Cela fait près de vingt ans que Sandra Gallet, gérante du restaurant traditionnel Côté Pont, à Pontarlier (Doubs), a fait le choix du menu unique renouvelé tous les jours. “À la base, c’était pour travailler les produits frais et de saison, dans un esprit comme à la maison. Comme on travaille beaucoup sur réservation, qu’on commande tous les jours et qu’on n’a pas de stock, il n’y a pas de gaspillage”, explique-t-elle. La restauratrice annonce sur une ardoise et en ligne la liste des menus de la semaine à venir, dont les prix fluctuent selon les ingrédients utilisés. “On ne s’ennuie jamais. Il faut se creuser la tête pour changer de menu à ce rythme, et essayer de varier les inspirations pour plaire à un maximum de gens. Par exemple, on propose un menu végétarien par semaine. L’hiver, tous les jeudis, on sert notre spécialité : la tête et la langue de veau ravigote, dont les gens raffolent. Le week-end, le menu est un peu plus élaboré. Quant aux allergènes, on peut préparer une portion spéciale si on est prévenu lors de la réservation”, précise-t-elle.

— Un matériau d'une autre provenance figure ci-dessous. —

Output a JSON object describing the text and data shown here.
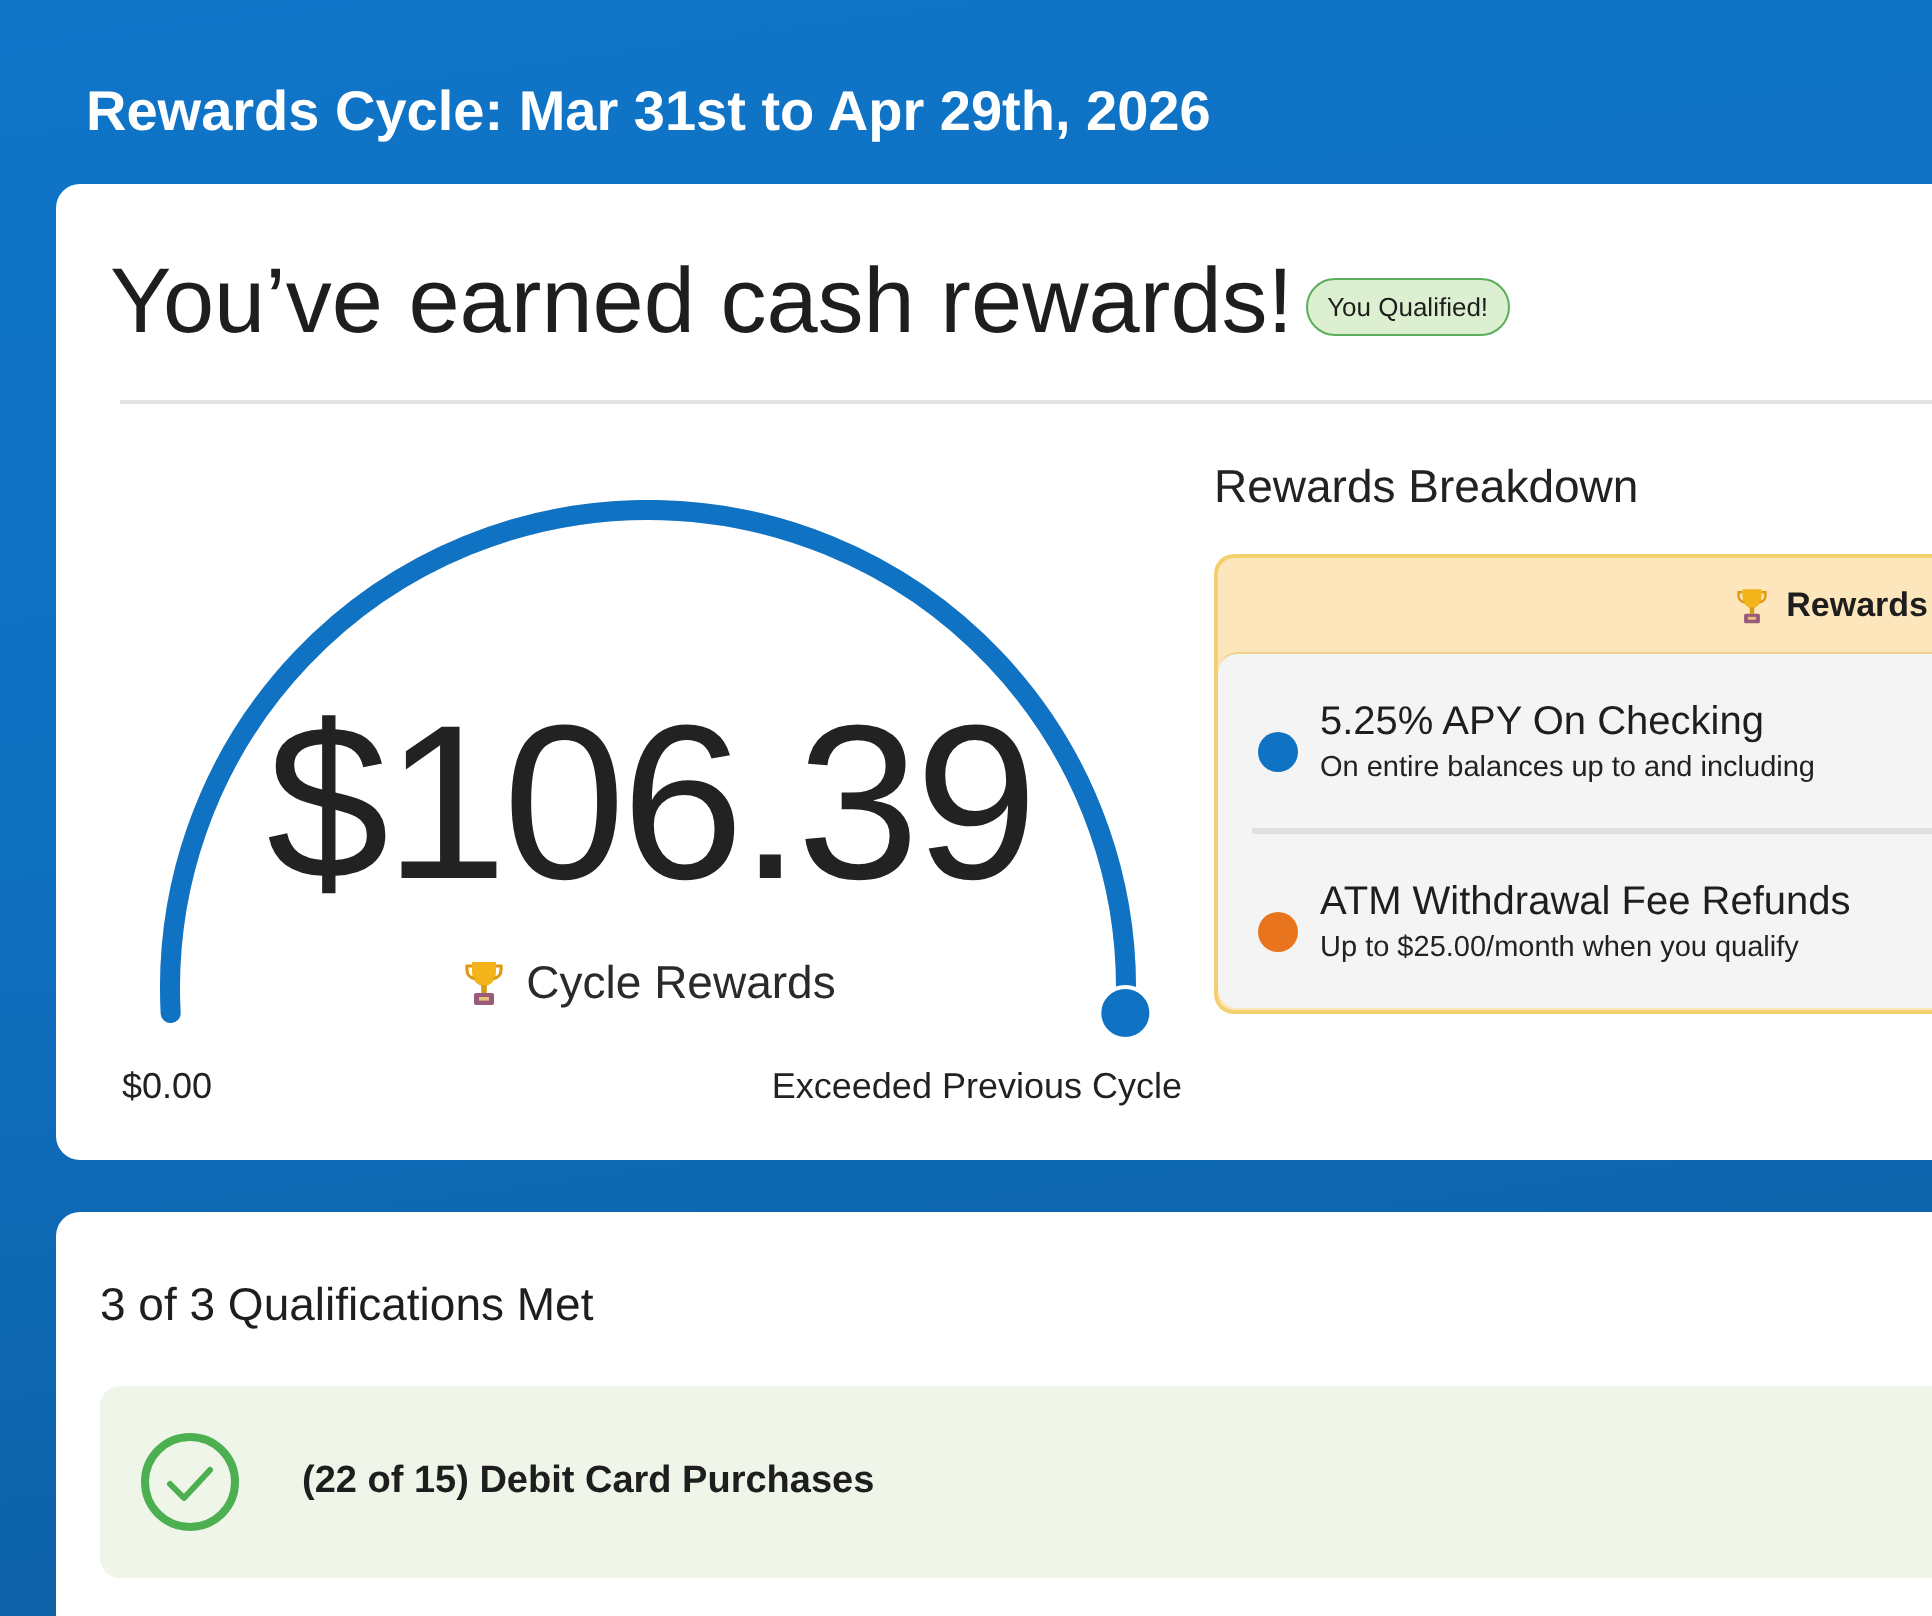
{
  "header": {
    "title": "Rewards Cycle: Mar 31st to Apr 29th, 2026"
  },
  "summary_card": {
    "title": "You’ve earned cash rewards!",
    "badge": "You Qualified!",
    "gauge": {
      "amount": "$106.39",
      "label": "Cycle Rewards",
      "level": 1,
      "min_label": "$0.00",
      "status_label": "Exceeded Previous Cycle"
    },
    "breakdown": {
      "title": "Rewards Breakdown",
      "header": "Rewards",
      "items": [
        {
          "title": "5.25% APY On Checking",
          "description": "On entire balances up to and including",
          "color": "#0f72c3"
        },
        {
          "title": "ATM Withdrawal Fee Refunds",
          "description": "Up to $25.00/month when you qualify",
          "color": "#e8741e"
        }
      ]
    }
  },
  "qualifications_card": {
    "title": "3 of 3 Qualifications Met",
    "items": [
      {
        "label": "(22 of 15) Debit Card Purchases",
        "met": true
      }
    ]
  }
}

L’établissement, qui affiche 25 couverts et un ticket moyen d’une trentaine d’euros (hors boisson), a “séduit une clientèle de touristes et d’habitués, dès le début”. “Le concept permet de fidéliser la clientèle. Des collègues ont d’ailleurs adopté l’idée, un ou deux jours par semaine”, note-t-elle.
Simplifier l’opérationnel
De son côté, Maison Carne, dont la maison-mère se trouve à Béziers (Hérault), s’est inspiré du principe du célèbre restaurant L’Entrecôte. La formule à 34,90 € comprend une côte de bœuf d’un kilo avec entrée, frites et salade. Un plateau de fromage au poids et cinq desserts au choix viennent en supplément. “Je ne viens pas du milieu de la restauration, déclare Baudoin de Fournas, à la tête de l’enseigne franchisée. Je voulais un concept qui permette de simplifier la cuisine, la gestion des stocks et de l’entreprise. En salle, les serveurs ont juste à demander la cuisson de la viande et les boissons. Pour les approvisionnements, c’est très facile, et les volumes permettent de négocier les prix.”
Éduquer la clientèle
Dans la sphère gastronomique, le menu unique a conquis de nombreuses tables comme le restaurant Roselières, ouvert à Saujon (Charente-Maritime) en 2022. “On change de menu toutes les six semaines, pour suivre au plus près la saisonnalité - on est à 90 % en ultra-local. Le menu unique permet d’augmenter la qualité des produits et le travail dans chaque assiette. C’est d’autant plus intéressant qu’on est une très petite équipe : trois en cuisine et deux en salle pour vingt couverts maximum. C’est aussi une façon de pousser le client à découvrir quelque chose qu’il n’aurait pas forcément choisi, et d’affirmer une identité forte”, détaille la cogérante Julie Vedrenne. Pourtant, les débuts n’ont pas été évidents. “Le menu unique n’a pas posé de problème avec les Parisiens et les Bordelais qui ont une résidence secondaire dans la région. En revanche, cela a créé un frein, un sentiment de panique auprès de la clientèle locale et âgée. À la place de l’établissement traditionnel qu’on a repris, on proposait un menu unique, axé sur le végétal… On a failli abandonner”, avoue-t-elle. Pour inverser la tendance, un gros travail d’explication s’est avéré nécessaire en salle. Parallèlement, le Gault&Millau a repéré l’établissement, et finalement, “plus de 95 % des clients sont revenus”. “Le plus dur, c’est la première fois, reconnaît Julie Vedrenne. Maintenant, les gens choisissent le nombre de plats - trois, cinq ou sept -, sans regarder le menu, et acceptent de se laisser porter.” Un “pari gagnant”.